Calvert of Maryland - James Otis |
It would astonish an English farmer to see how lavishly everything grows here in this land of America. We did nothing toward enriching the soil when our corn was planted, and yet the harvest was so great as to astonish every one, save the savages who were accustomed to such generous bounty from the earth.
Not only did we gather of corn, from the fields which the brown-skinned man had planted and from those which we ourselves put under cultivation, as much as would serve our entire company a full year, however generous they might be in the use of it, but we had fifteen hundred bushels to spare.
The storehouse which we had built was all too small to contain this bountiful supply, and our people cast about to know what might be done with it.
Governor Calvert sent a message to the people at Jamestown, asking if it would please them to buy corn from us in payment of the goods we had already purchased from them, and the reply came back that the settlers of Virginia had ample store and to spare, therefore we could not hope to dispose of the grain near at home.

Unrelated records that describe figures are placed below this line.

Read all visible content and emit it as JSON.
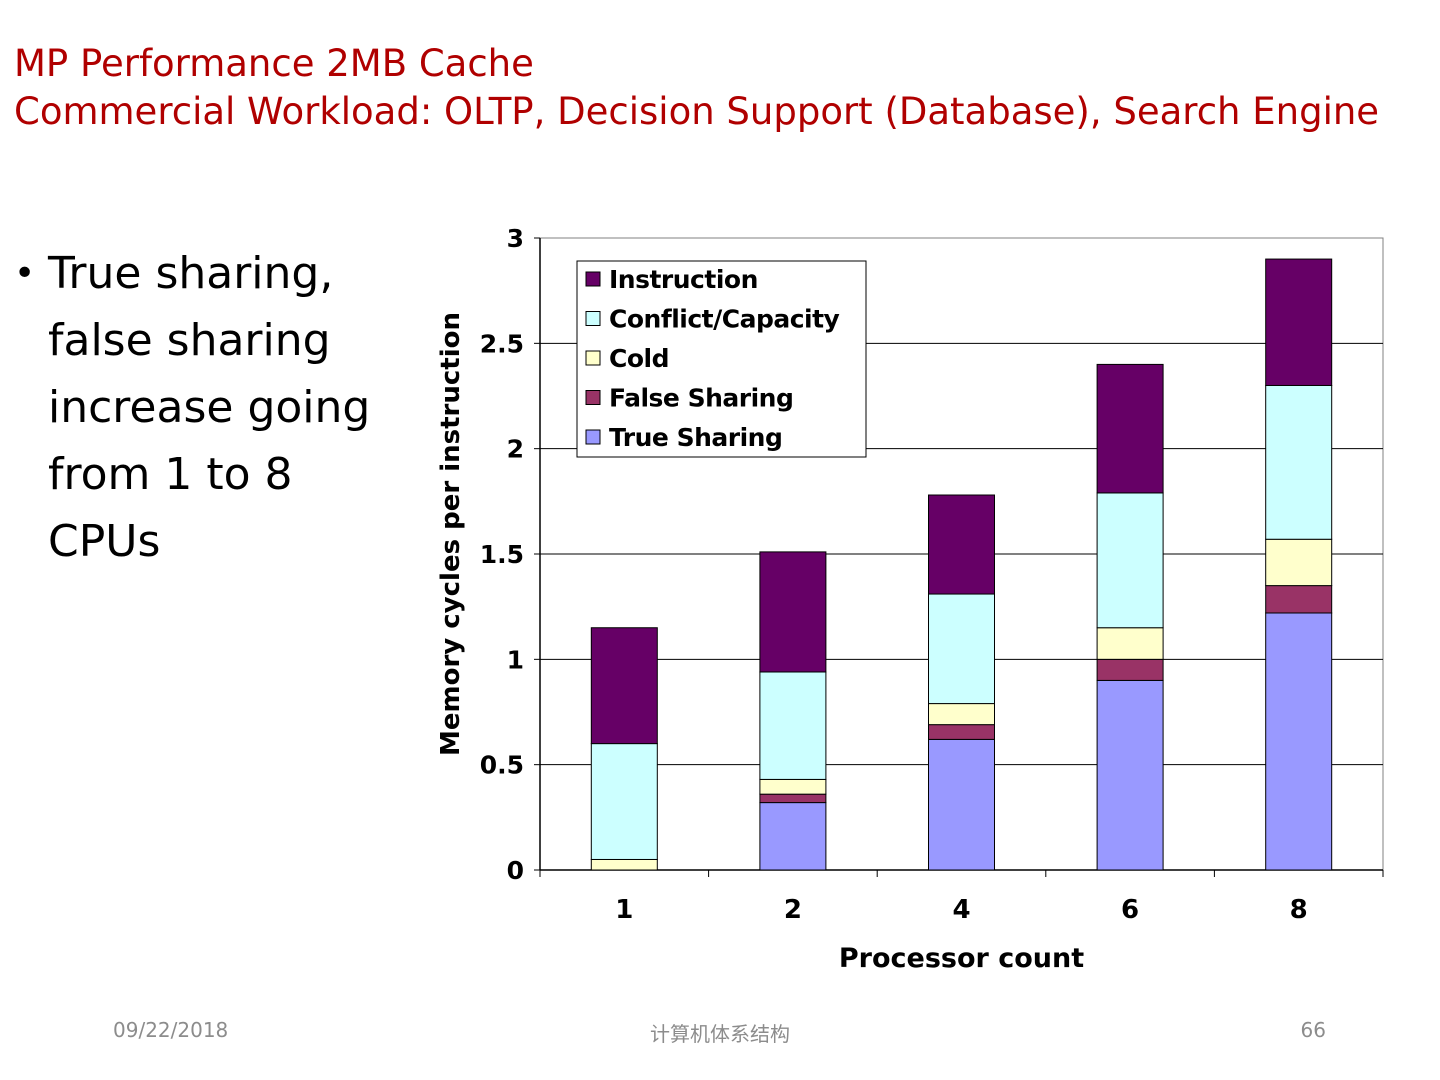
{
  "slide": {
    "title_line1": "MP Performance 2MB Cache",
    "title_line2": "Commercial Workload: OLTP, Decision Support (Database), Search Engine",
    "bullet": "True sharing, false sharing increase going from 1 to 8 CPUs",
    "footer_date": "09/22/2018",
    "footer_center": "计算机体系结构",
    "footer_page": "66"
  },
  "chart_data": {
    "type": "bar",
    "stacked": true,
    "categories": [
      "1",
      "2",
      "4",
      "6",
      "8"
    ],
    "xlabel": "Processor count",
    "ylabel": "Memory cycles per instruction",
    "ylim": [
      0,
      3
    ],
    "yticks": [
      "0",
      "0.5",
      "1",
      "1.5",
      "2",
      "2.5",
      "3"
    ],
    "grid": true,
    "legend_position": "top-left",
    "series": [
      {
        "name": "True Sharing",
        "color": "#9999ff",
        "values": [
          0,
          0.32,
          0.62,
          0.9,
          1.22
        ]
      },
      {
        "name": "False Sharing",
        "color": "#993366",
        "values": [
          0,
          0.04,
          0.07,
          0.1,
          0.13
        ]
      },
      {
        "name": "Cold",
        "color": "#ffffcc",
        "values": [
          0.05,
          0.07,
          0.1,
          0.15,
          0.22
        ]
      },
      {
        "name": "Conflict/Capacity",
        "color": "#ccffff",
        "values": [
          0.55,
          0.51,
          0.52,
          0.64,
          0.73
        ]
      },
      {
        "name": "Instruction",
        "color": "#660066",
        "values": [
          0.55,
          0.57,
          0.47,
          0.61,
          0.6
        ]
      }
    ]
  }
}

Then it was my uncle proposed that the Dove be, laden with a thousand bushels of corn, and sent to those Englishmen who had settled in Plymouth, for, so some of the people in Virginia said, the harvest at that place had been scanty, therefore it would be a deed of charity, as well as a matter of business, to send there the grain which we ourselves could not use, trusting that those settlers would be willing to pay a fair price either in money, wampum, or goods.
This plan seemed to Governor Calvert a good one, and once the Dove was fully laden, which is to say when we had put one thousand bushels of corn in her, Christopher Marten was chosen to act as merchant in selling the cargo.
He, together with the crew of the pinnace, set sail without delay, bearing letters to Master Winthrop of Plymouth, to the effect that we of Maryland were eager to open trade between the provinces.